Since the assassination of former Lebanese Prime Minister Rafik Hariri, February 14, Lebanon has been in political turmoil, with massive street protests, no working government and a series of bomb attacks in predominantly Christian neighborhoods. A lingering political stalemate could threaten general elections, due in May.
Lebanon's political leaders have been talking - either directly or through envoys - but, so far, without concrete results.
Prime Minister Omar Karami has called for a unity government and threatened to resign again, if he is unable to form one. Opposition leaders are still rejecting his offer and saying he should get on with organizing elections to be held on time.
The government and its supporters argue that the opposition is jeopardizing the upcoming elections by refusing to join a Karami government that could then prepare the vote.
Opposition lawmaker Samir Franjieh rejects that notion.
"This is not true. They can form the government they want," he said. "They have the majority in the parliament. And, they have to assume their responsibility. What we want is a democratic and free election."
Opposition politicians and many average Lebanese blame Syria and the pro-Syrian Lebanese government for Mr. Hariri's assassination - an accusation both authorities have denied.
"We want an international investigation," he said. "We want the withdrawal of the Syrian troops. We want also the real democratic possibility to speak - our basic rights."
The just released United Nations report on the Hariri assassination is likely to embolden the opposition to press its demands. The report calls for a full international inquiry and accuses the Lebanese authorities of negligence and the Syrians of having at least indirectly contributed to the death of the popular former prime minister.
Lebanon's Shi'ite Hezbollah faction prefers to be seen as staying out of the fray, but has met with both sides of the political divide. Sheikh Mohammed Katharani is a member of Hezbollah's political bureau and tells VOA the politicians are being stubborn.
Sheikh Katharani says, in particular, the opposition's refusal to sit at the "roundtable of negotiations" and to form a national unity government is creating a political void and could lead the country to a catastrophe.
There are increasing concerns about the lingering political crisis and fears of instability, especially should the elections not take place on time or be flawed.
Political analyst, Professor Sami Baroudi of Beirut's Lebanese American University, says the current stalemate is serious.
"Any postponing of the election will definitely add fuel to the political situation," he said. "And, equally important, the economy may not be able to handle this lengthy period of waiting, uncertainty and not knowing the direction in which the country is heading."
But, Professor Baroudi says the government should be careful about blaming the opposition for any postponement because that could backfire.
"Everyone will basically say you [the government] are not holding the election because you're afraid about losing power," he said. "So, they [the government] are really in a weak position.

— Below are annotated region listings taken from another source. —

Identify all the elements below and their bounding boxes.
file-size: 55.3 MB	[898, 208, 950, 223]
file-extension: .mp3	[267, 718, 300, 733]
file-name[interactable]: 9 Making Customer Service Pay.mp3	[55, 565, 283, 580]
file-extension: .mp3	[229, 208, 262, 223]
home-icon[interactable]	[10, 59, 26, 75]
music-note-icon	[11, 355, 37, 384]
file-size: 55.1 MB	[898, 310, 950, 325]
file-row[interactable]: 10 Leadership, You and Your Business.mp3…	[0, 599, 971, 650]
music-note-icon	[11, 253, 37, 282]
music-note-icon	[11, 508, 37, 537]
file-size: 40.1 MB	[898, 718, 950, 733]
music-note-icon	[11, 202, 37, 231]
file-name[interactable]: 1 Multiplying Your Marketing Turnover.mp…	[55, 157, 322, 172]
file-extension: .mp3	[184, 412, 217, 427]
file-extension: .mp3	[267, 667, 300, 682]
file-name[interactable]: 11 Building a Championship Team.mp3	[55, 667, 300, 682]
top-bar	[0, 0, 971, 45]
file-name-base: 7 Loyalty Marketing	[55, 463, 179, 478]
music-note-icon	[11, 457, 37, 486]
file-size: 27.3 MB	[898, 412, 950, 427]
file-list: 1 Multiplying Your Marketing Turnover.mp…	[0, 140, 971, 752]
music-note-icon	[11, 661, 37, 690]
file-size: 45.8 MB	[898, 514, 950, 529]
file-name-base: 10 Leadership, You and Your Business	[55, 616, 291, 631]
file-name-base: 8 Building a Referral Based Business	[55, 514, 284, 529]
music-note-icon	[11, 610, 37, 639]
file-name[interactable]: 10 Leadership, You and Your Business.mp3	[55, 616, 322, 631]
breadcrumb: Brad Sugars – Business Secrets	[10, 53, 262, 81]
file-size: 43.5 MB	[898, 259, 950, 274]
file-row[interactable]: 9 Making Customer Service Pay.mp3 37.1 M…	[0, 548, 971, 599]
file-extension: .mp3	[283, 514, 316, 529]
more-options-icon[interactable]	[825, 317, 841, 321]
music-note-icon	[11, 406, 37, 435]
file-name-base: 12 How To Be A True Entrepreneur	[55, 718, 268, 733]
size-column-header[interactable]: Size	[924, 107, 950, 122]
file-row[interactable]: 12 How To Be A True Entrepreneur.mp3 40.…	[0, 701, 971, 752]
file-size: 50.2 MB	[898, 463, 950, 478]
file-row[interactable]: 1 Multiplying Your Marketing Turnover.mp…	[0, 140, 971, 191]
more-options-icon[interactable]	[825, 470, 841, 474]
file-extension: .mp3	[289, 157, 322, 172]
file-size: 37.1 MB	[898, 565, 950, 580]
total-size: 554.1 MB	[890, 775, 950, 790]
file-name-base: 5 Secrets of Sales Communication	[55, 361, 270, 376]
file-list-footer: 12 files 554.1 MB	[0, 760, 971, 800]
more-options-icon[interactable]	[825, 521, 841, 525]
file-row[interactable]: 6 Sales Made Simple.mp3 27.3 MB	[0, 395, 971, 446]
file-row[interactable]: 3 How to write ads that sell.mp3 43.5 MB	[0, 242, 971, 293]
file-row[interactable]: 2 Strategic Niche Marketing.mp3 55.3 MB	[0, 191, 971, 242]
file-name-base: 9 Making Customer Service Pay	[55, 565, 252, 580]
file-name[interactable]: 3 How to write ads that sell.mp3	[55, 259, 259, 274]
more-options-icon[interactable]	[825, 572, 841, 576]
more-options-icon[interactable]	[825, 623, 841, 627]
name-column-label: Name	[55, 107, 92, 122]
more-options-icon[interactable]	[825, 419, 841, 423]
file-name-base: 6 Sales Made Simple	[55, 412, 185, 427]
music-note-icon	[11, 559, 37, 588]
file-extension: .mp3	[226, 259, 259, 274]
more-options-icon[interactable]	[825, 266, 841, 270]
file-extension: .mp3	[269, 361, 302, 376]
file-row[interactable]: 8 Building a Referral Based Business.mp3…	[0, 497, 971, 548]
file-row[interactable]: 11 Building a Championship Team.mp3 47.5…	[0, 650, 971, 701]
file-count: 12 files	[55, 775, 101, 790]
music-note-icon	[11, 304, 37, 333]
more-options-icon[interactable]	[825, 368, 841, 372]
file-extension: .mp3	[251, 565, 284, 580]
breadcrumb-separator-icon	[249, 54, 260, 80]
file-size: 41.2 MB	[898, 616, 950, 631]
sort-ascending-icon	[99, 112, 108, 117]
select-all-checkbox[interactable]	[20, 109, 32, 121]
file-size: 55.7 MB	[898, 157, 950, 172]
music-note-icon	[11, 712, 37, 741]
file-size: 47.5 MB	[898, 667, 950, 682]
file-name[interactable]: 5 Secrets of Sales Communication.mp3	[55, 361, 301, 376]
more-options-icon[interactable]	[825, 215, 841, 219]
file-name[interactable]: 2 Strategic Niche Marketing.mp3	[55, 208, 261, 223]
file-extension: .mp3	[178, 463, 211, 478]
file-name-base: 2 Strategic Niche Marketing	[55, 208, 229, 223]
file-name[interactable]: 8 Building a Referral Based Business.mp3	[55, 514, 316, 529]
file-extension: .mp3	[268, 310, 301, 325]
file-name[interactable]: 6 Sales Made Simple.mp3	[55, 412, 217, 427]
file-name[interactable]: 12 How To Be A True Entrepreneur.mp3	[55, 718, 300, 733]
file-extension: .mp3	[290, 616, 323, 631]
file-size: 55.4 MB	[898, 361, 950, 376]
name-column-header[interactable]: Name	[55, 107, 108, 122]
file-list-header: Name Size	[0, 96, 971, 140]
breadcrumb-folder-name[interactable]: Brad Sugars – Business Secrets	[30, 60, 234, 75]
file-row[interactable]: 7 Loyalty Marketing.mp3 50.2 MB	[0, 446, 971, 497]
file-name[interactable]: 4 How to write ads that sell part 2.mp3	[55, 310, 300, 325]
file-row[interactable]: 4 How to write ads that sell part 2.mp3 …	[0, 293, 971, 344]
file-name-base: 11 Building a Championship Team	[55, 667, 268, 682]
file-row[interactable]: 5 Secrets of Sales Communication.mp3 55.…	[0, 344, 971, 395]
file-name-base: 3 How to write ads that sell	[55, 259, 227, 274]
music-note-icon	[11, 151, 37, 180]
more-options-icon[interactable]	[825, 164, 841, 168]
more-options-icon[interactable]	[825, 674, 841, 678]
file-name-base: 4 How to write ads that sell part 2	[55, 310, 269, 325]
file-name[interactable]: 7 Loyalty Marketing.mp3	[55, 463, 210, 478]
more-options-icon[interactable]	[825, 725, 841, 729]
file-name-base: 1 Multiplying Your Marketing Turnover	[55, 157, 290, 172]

They know that if they hold the election according to schedule, they're going to lose many, many seats in parliament. How many, we don't know. And, at the same time, postponing the election will definitely further undermine the legitimacy of the existing regime. So, they are in a quandary."
Behind the scenes, there has been some political haggling. Christian factions want some of their former leaders released from prison or returned from exile. Hezbollah has gotten assurances from a prominent Druze leader that the opposition will not push for the militant Islamic group to be disarmed - at least not at this time.